Çatışmada hayatını kaybeden subay bir babanın oğlu… Ama öfke biriktirmedi, cephe değil, köprü kurmayı seçti. Ulaş Bayraktar ile savaşın değil barışın izinde, vicdanın ve sivil siyasetin dilini konuştuk.
Babası bir subaydı. Mesleği gereği savaşın tam kalbindeydi. Ve bir çatışmada hayatını kaybetti. Ulaş Bayraktar için bu sadece bir kayıp değil, aynı zamanda bir dönüm noktasıydı. O, savaşın devamı olan suskunluğu ya da öfkeyi değil, barışın sesi olmayı seçti. Ne intikamın ne de ideolojik kampların diliyle konuştu. Sıradanlaştırılmış düşmanlıkların değil, birlikte yaşamanın imkânını aradı.
Bayraktar bugün bir akademisyen, siyaset bilimci ve aktif bir barış savunucusu. “Barış, en zor ama en hakiki direniştir” diyor. Röportaj boyunca sadece bir bireyin kişisel geçmişini değil, aynı zamanda bu coğrafyada hâlâ filizlenebilecek bir umudun hikâyesini de dinliyoruz. Babasını savaşta kaybetmiş birinin, savaşı değil barışı seçmesi ne demek, birlikte okuyoruz.
Akademisyen Ulaş Bayraktar, Numedya24’ten Ezo Özer’in sorularını yanıtladı.
*5 yaşında babasını yitiren bir çocuktan, 50 yaşında babasını kaybetmesine neden olan sorununun ortadan kalkmasına tanıklık eden bir yetişkine evrildiğiniz bu yolculuğu nasıl tanımlarsınız?
‘Sorunun ortadan kalktığına tanıklık etmek’ demek için biraz erken, hatta belki fazla iyimser olur. Ama bu sorunun çözümünü aramaktan vazgeçmediğimiz bir dönemde yaşıyor olabiliriz – bu bile başlı başına kıymetli. Çünkü babamı kaybetmemin üzerinden 45 yıl geçti ama bu kaybın neye hizmet ettiğini bir türlü anlayamadım. Eğer işe yaramış olsaydı, neden ondan sonra binlerce kayıp daha verildi, bilmiyorum. Yine de bu uzun yolculuğu bir terbiye süreci olarak görebilirim. Acının, kaybın, öfkenin ve anlayamamanın cenderesinde nefrete teslim olmadan, düşmanlık üretmeden, umuda sahip çıkmayı öğrendik belki.
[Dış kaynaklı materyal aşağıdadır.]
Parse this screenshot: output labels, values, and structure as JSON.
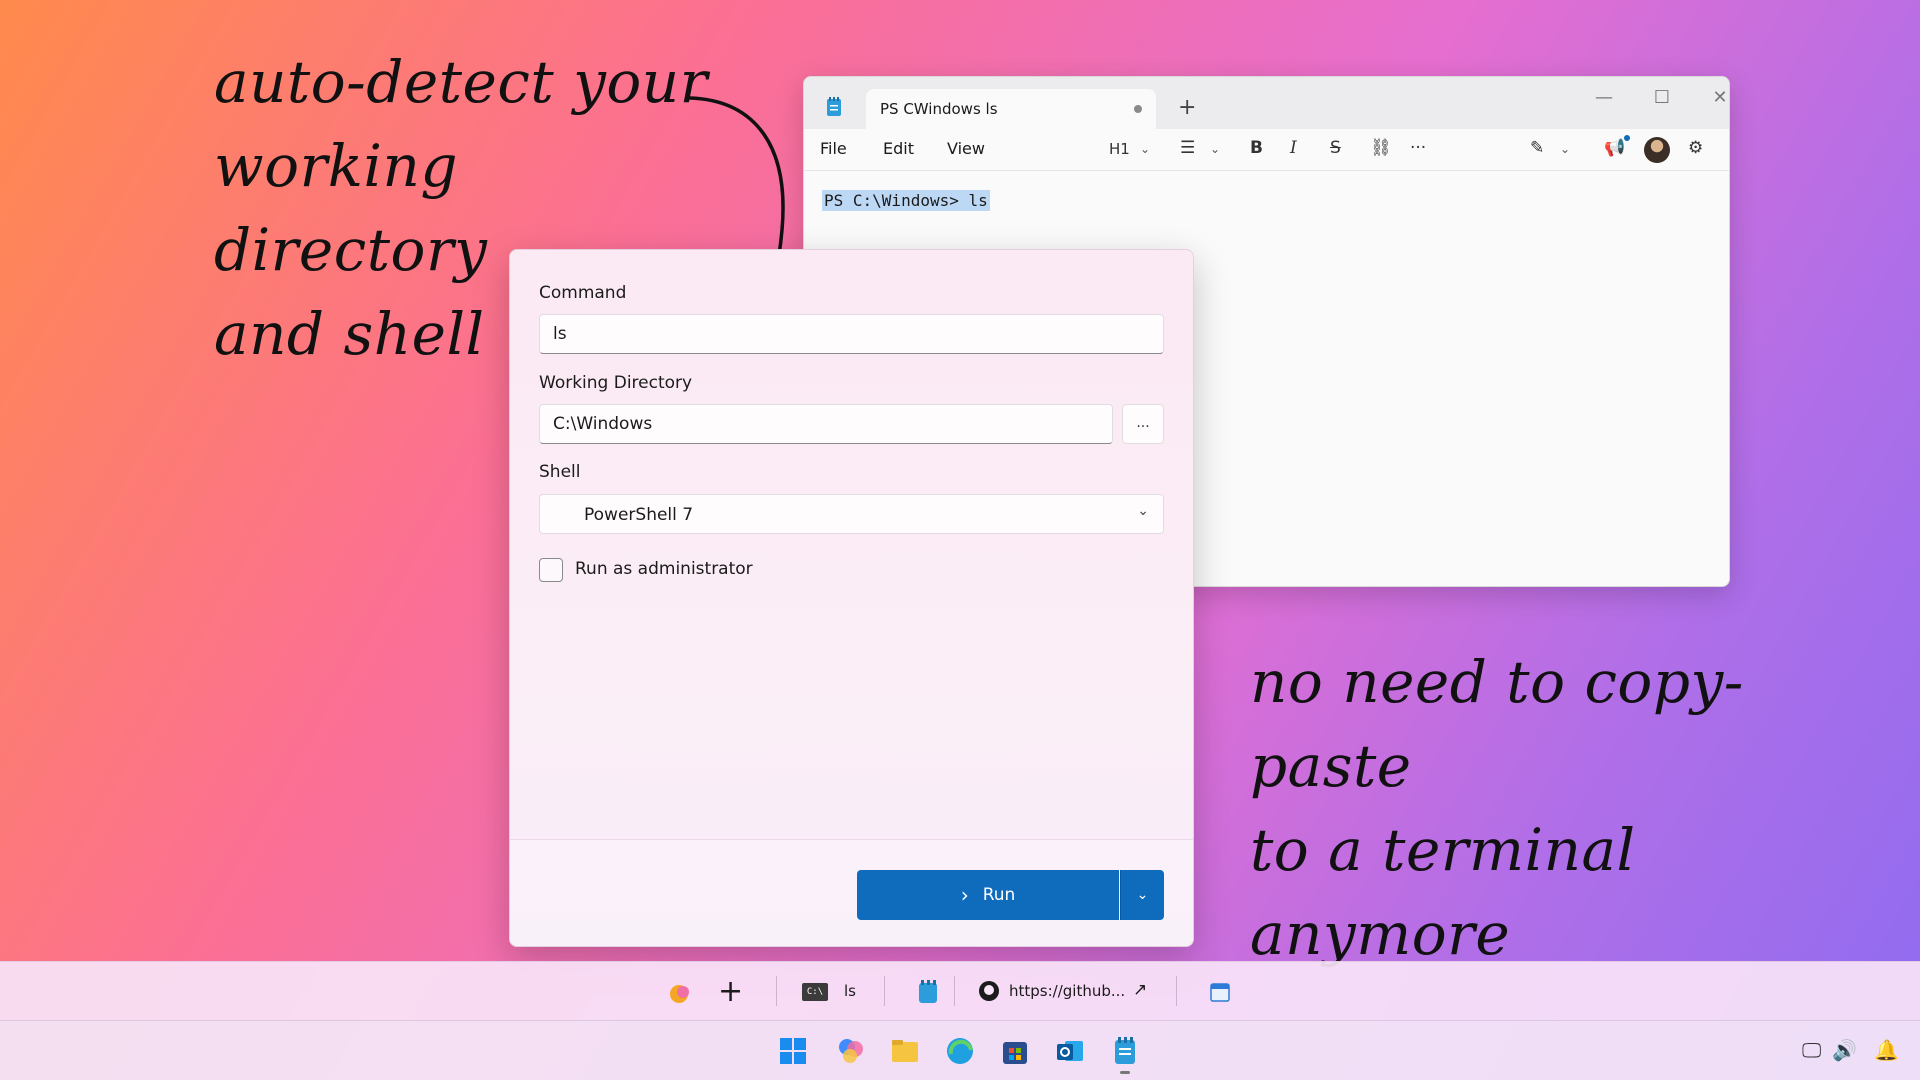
{
  "annotations": {
    "top_left": [
      "auto-detect your",
      "working directory",
      "and shell"
    ],
    "bottom_right": [
      "no need to copy-paste",
      "to a terminal anymore"
    ]
  },
  "notepad": {
    "tab_title": "PS CWindows ls",
    "menu": {
      "file": "File",
      "edit": "Edit",
      "view": "View"
    },
    "toolbar": {
      "heading": "H1",
      "bold": "B",
      "italic": "I",
      "strike": "S",
      "more": "···"
    },
    "content": "PS C:\\Windows> ls",
    "window_controls": {
      "minimize": "—",
      "maximize": "☐",
      "close": "✕"
    },
    "new_tab": "+"
  },
  "dialog": {
    "command_label": "Command",
    "command_value": "ls",
    "workdir_label": "Working Directory",
    "workdir_value": "C:\\Windows",
    "browse_label": "...",
    "shell_label": "Shell",
    "shell_value": "PowerShell 7",
    "admin_label": "Run as administrator",
    "admin_checked": false,
    "run_label": "Run"
  },
  "dock": {
    "add": "+",
    "terminal_label": "ls",
    "github_label": "https://github...",
    "cmd_icon_text": "C:\\"
  },
  "colors": {
    "accent": "#0f6cbd",
    "selection": "#bcd8f5"
  }
}
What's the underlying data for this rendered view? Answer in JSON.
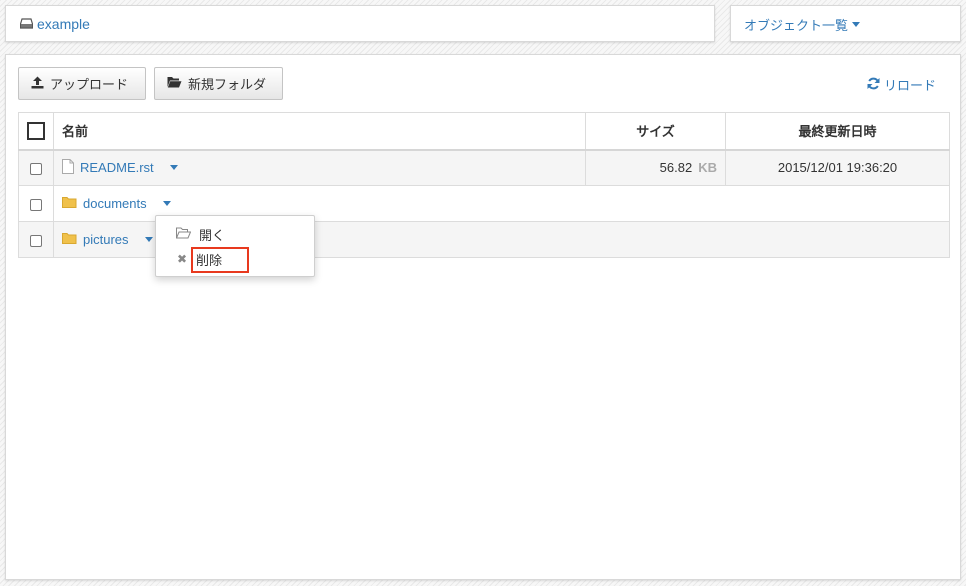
{
  "header": {
    "bucket_name": "example",
    "object_menu_label": "オブジェクト一覧"
  },
  "toolbar": {
    "upload_label": "アップロード",
    "new_folder_label": "新規フォルダ",
    "reload_label": "リロード"
  },
  "table": {
    "columns": [
      "名前",
      "サイズ",
      "最終更新日時"
    ],
    "rows": [
      {
        "name": "README.rst",
        "type": "file",
        "size": "56.82",
        "size_unit": "KB",
        "modified": "2015/12/01 19:36:20"
      },
      {
        "name": "documents",
        "type": "folder",
        "size": "",
        "size_unit": "",
        "modified": ""
      },
      {
        "name": "pictures",
        "type": "folder",
        "size": "",
        "size_unit": "",
        "modified": ""
      }
    ]
  },
  "context_menu": {
    "items": [
      {
        "label": "開く",
        "icon": "folder-open-outline-icon"
      },
      {
        "label": "削除",
        "icon": "close-icon"
      }
    ],
    "highlighted": "削除"
  },
  "colors": {
    "link": "#337ab7",
    "highlight": "#e8391e",
    "folder": "#f0c14b"
  }
}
Bu terbiyeyi de annemin sağduyusundan aldık sanırım. Barış, bazen büyük sözlerle değil, böyle sessiz terbiyelerle inşa ediliyor.
*Çatışmalı süreçte yakınını kaybeden biri olarak hangi duygu geçişlerini yaşadınız? Size ‘barıştan yana’ tavır aldıran şey neydi?
Barıştan yana bir tavır almamı sağlayan en önemli etken, annemin bizi intikam duygusuyla büyütmemesiydi. Bu yüzden her fırsatta çevremdekilere “Sizin kahramanınız şehit babam olabilir ama benim kahramanım annemdir” derim. Babamı kaybettiğimizde dedemlerin yaşadığı küçük kasabaya dönmüştük ama bir süre sonra annem büyük bir fedakârlık ve cesaretle, hiç yakınımızın olmadığı Mersin’e yerleşti. Bu kararıyla bize sadece coğrafi değil, kültürel olarak da bambaşka bir ufuk açtı.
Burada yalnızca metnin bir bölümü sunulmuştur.